Pétrole mondial : qui contrôle l’or noir et pour combien de temps encore ?

2 mois

Alors que la production mondiale dépasse cent millions de barils quotidiens, l’équilibre énergétique dépend toujours de quelques régions stratégiques.

La production mondiale de pétrole devrait atteindre environ cent six millions de barils par jour en 2025, selon l’EIA.

Mais l’embrasement récent du Moyen-Orient fait craindre une chute brutale de production pouvant atteindre dix millions de barils quotidiens.

Cette perturbation représenterait l’équivalent de toute la consommation pétrolière de l’Union européenne, soulignant la fragilité structurelle du marché mondial.

Aujourd’hui, deux régions dominent largement la production mondiale et influencent profondément les équilibres énergétiques, économiques et géopolitiques planétaires.

L’Amérique du Nord et le Moyen-Orient assurent ensemble près de soixante pour cent de la production pétrolière mondiale.

Cette concentration géographique donne à ces régions une influence déterminante sur les prix, l’approvisionnement énergétique et les stratégies internationales.

En 2025, l’Amérique du Nord occupe la première place mondiale avec environ 31,8 millions de barils produits chaque jour.

Cette performance s’explique principalement par la révolution du pétrole de schiste aux États-Unis, qui a transformé le paysage énergétique mondial.

Le Canada contribue également à cette domination régionale avec une production dépassant cinq millions de barils par jour.

Le Moyen-Orient arrive en deuxième position mondiale avec environ 31 millions de barils produits quotidiennement en 2025.

Cette région reste dominée par l’Arabie saoudite, premier producteur régional avec environ 9,6 millions de barils quotidiens.

L’Iran représente également un acteur important, avec une production estimée à environ 3,1 millions de barils par jour.

Derrière ces deux géants énergétiques apparaissent d’autres régions influentes mais nettement moins dominantes sur le marché mondial.

L’Eurasie, incluant la Russie, le Kazakhstan et l’Azerbaïdjan, produit environ 13,6 millions de barils chaque jour.

L’Asie-Pacifique suit avec environ 9,4 millions de barils quotidiens, confirmant son rôle croissant dans l’équilibre énergétique international.

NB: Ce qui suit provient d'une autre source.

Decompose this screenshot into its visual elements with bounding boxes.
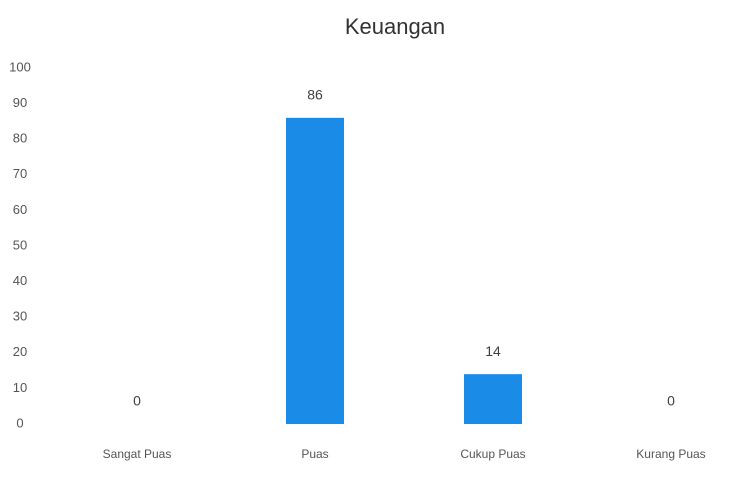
y-tick-label: 90 <box>13 95 27 110</box>
x-tick-label: Cukup Puas <box>460 447 525 461</box>
x-tick-label: Puas <box>301 447 328 461</box>
data-label: 0 <box>667 393 675 409</box>
y-tick-label: 40 <box>13 273 27 288</box>
y-tick-label: 60 <box>13 202 27 217</box>
y-tick-label: 30 <box>13 309 27 324</box>
y-tick-label: 50 <box>13 237 27 252</box>
y-tick-label: 10 <box>13 380 27 395</box>
data-label: 14 <box>485 343 501 359</box>
y-tick-label: 80 <box>13 131 27 146</box>
data-label: 86 <box>307 87 323 103</box>
x-tick-label: Sangat Puas <box>103 447 172 461</box>
y-tick-label: 0 <box>16 415 23 430</box>
x-tick-label: Kurang Puas <box>636 447 705 461</box>
y-tick-label: 20 <box>13 344 27 359</box>
y-tick-label: 70 <box>13 166 27 181</box>
data-label: 0 <box>133 393 141 409</box>
chart-title: Keuangan <box>345 14 445 39</box>
bar <box>286 117 344 424</box>
y-tick-label: 100 <box>9 59 31 74</box>
bar <box>464 374 522 424</box>
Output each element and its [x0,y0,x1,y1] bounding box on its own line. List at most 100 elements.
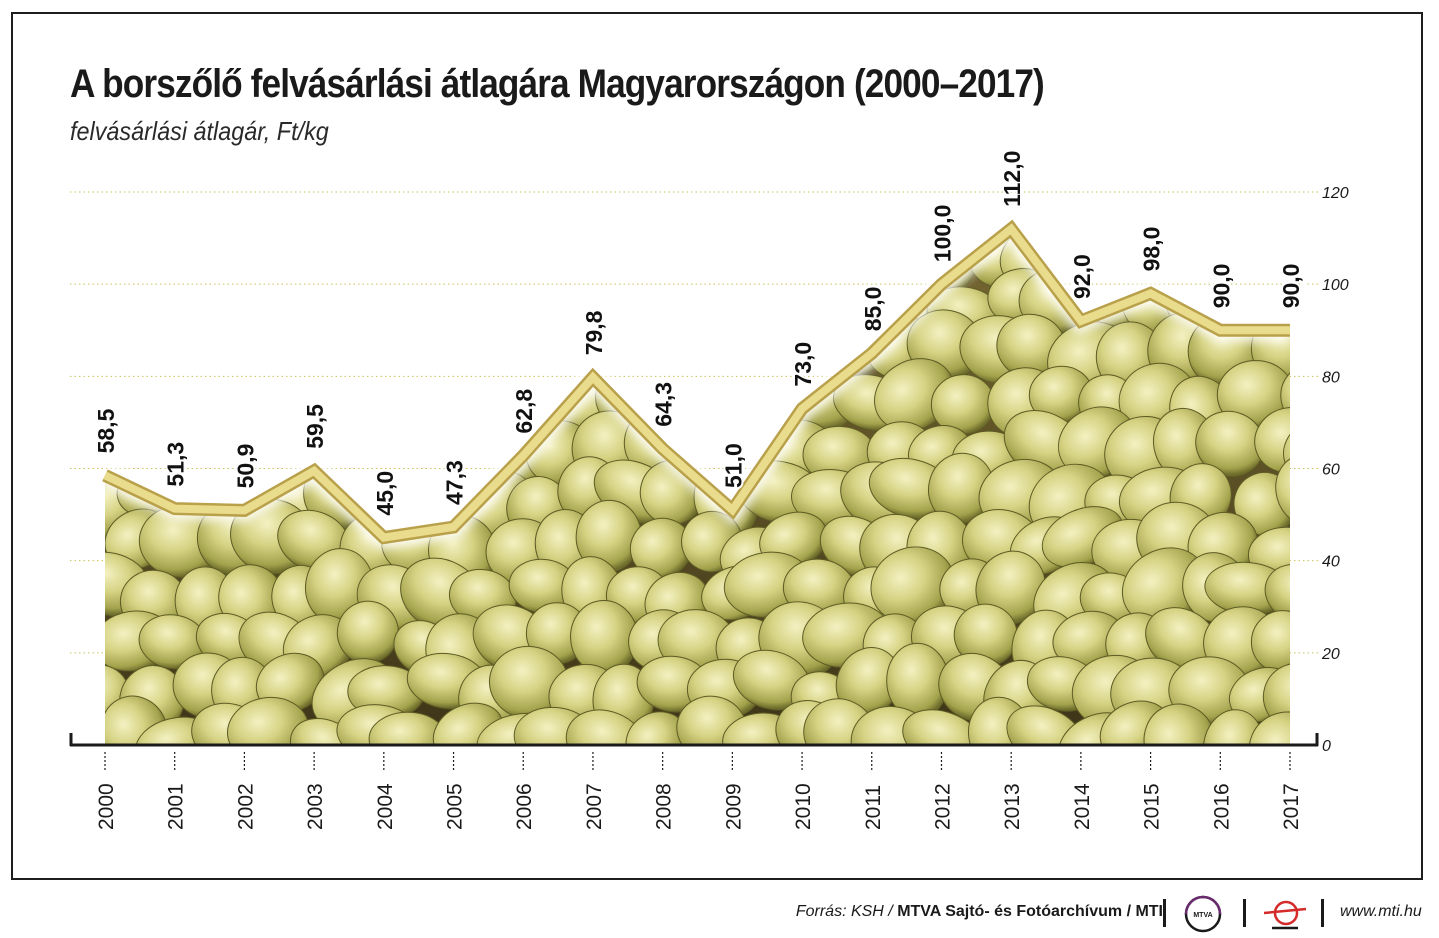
x-tick-label: 2000 [95,783,118,830]
y-tick-label: 80 [1322,369,1340,386]
grape [1267,228,1290,241]
data-label: 51,3 [163,442,189,487]
y-tick-label: 120 [1322,185,1349,202]
source-prefix: Forrás: KSH / [795,903,893,920]
grape [408,367,474,443]
grape [483,228,558,292]
grape [312,272,388,341]
grape [1292,702,1382,774]
grape [813,228,886,278]
grape [1006,705,1085,745]
mtva-logo-icon: MTVA [1184,895,1222,933]
data-label: 64,3 [651,382,677,427]
grape [383,330,470,390]
series-line [103,223,1290,542]
grape [188,228,260,301]
separator [1243,899,1246,927]
mti-logo-icon [1263,900,1307,930]
grape [275,319,348,388]
x-tick-label: 2013 [1001,783,1024,830]
grape [699,228,773,240]
grape [1254,406,1290,474]
grape [477,323,544,396]
source-bold: MTVA Sajtó- és Fotóarchívum / MTI [897,903,1163,920]
chart-subtitle: felvásárlási átlagár, Ft/kg [70,116,329,146]
x-tick-label: 2012 [932,783,955,830]
footer: Forrás: KSH / MTVA Sajtó- és Fotóarchívu… [0,895,1439,935]
x-tick-label: 2011 [862,785,885,830]
separator [1163,899,1166,927]
data-labels: 58,5 51,3 50,9 59,5 45,0 47,3 62,8 79,8 64,3 51,0… [91,149,1306,518]
data-label: 62,8 [511,389,537,434]
grape [653,228,727,239]
grape [463,272,530,334]
data-label: 45,0 [372,471,398,516]
grape [803,698,876,745]
grape [117,264,183,340]
data-label: 47,3 [442,460,468,505]
grape [157,228,237,244]
grape [452,373,516,430]
grape [348,261,421,337]
data-label: 51,0 [720,443,746,488]
grape [105,272,137,349]
grape [563,228,652,284]
grape [126,379,191,444]
grape [510,228,579,244]
grape [266,275,331,339]
data-label: 59,5 [302,404,328,449]
data-label: 90,0 [1208,264,1234,309]
grape [1248,711,1290,745]
grape [209,365,276,425]
data-label: 50,9 [232,444,258,489]
line-area-chart: 0 20 40 60 80 100 120 2000 2001 2002 2003 2004 2005… [69,149,1382,830]
grape [747,228,817,239]
grape [647,278,718,340]
grape [133,230,205,285]
grape [131,329,212,390]
grape [1286,604,1366,681]
grape [280,228,346,281]
data-label: 90,0 [1278,264,1304,309]
data-label: 112,0 [999,151,1025,207]
grape [713,311,777,382]
grape [729,228,796,296]
data-label: 79,8 [581,310,607,355]
grape [241,228,311,283]
grape [176,325,259,381]
separator [1321,899,1324,927]
x-tick-label: 2006 [513,783,536,830]
x-tick-label: 2001 [165,783,188,830]
y-axis: 0 20 40 60 80 100 120 [1321,185,1349,755]
grape [707,361,771,433]
y-tick-label: 20 [1321,646,1340,663]
x-tick-label: 2005 [444,783,467,830]
x-tick-label: 2010 [792,783,815,830]
grape [588,228,662,236]
x-axis: 2000 2001 2002 2003 2004 2005 2006 2007 2008 2009… [69,733,1319,830]
data-label: 92,0 [1069,254,1095,299]
grape [210,228,277,247]
x-tick-label: 2015 [1141,783,1164,830]
grape [408,271,491,339]
grape [342,366,427,443]
y-tick-label: 0 [1322,738,1331,755]
data-label: 100,0 [930,205,956,263]
x-tick-label: 2002 [234,783,257,830]
grape [1202,709,1265,745]
x-tick-label: 2008 [653,783,676,830]
data-label: 85,0 [860,287,886,332]
grape [902,709,986,745]
source-text: Forrás: KSH / MTVA Sajtó- és Fotóarchívu… [796,903,1163,921]
grape [172,276,242,344]
x-tick-label: 2007 [583,783,606,830]
grape [613,230,697,296]
grape [363,228,430,244]
grape [1250,610,1290,674]
data-label: 58,5 [93,408,119,453]
grape [697,271,760,339]
grape [401,228,471,240]
grape [565,709,647,745]
grape [1280,362,1290,429]
grape [163,365,234,425]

L’Amérique centrale et du Sud produit environ 8,9 millions de barils quotidiens grâce notamment au Brésil et au Venezuela.

L’Afrique représente environ 7,6 millions de barils par jour, portée par des producteurs comme le Nigeria, l’Angola ou l’Algérie.

L’Europe, hors Russie, reste la région la moins productive avec environ quatre millions de barils quotidiens seulement.

Le commerce mondial du pétrole dépend aussi de corridors maritimes stratégiques essentiels pour les flux énergétiques planétaires.

Le détroit d’Ormuz constitue l’un des passages les plus sensibles, concentrant près de vingt pour cent du commerce mondial.

Face à ces risques géopolitiques permanents, plusieurs puissances économiques ont constitué d’importantes réserves stratégiques de pétrole.

Les pays membres de l’Agence internationale de l’énergie doivent ainsi détenir des stocks équivalents à quatre-vingt-dix jours d’importations nettes.

Dans ce contexte incertain, la transition vers les énergies renouvelables apparaît comme une alternative stratégique pour réduire la dépendance pétrolière.

Pourtant, malgré ces transformations, l’or noir demeure aujourd’hui l’un des piliers essentiels de l’économie mondiale contemporaine.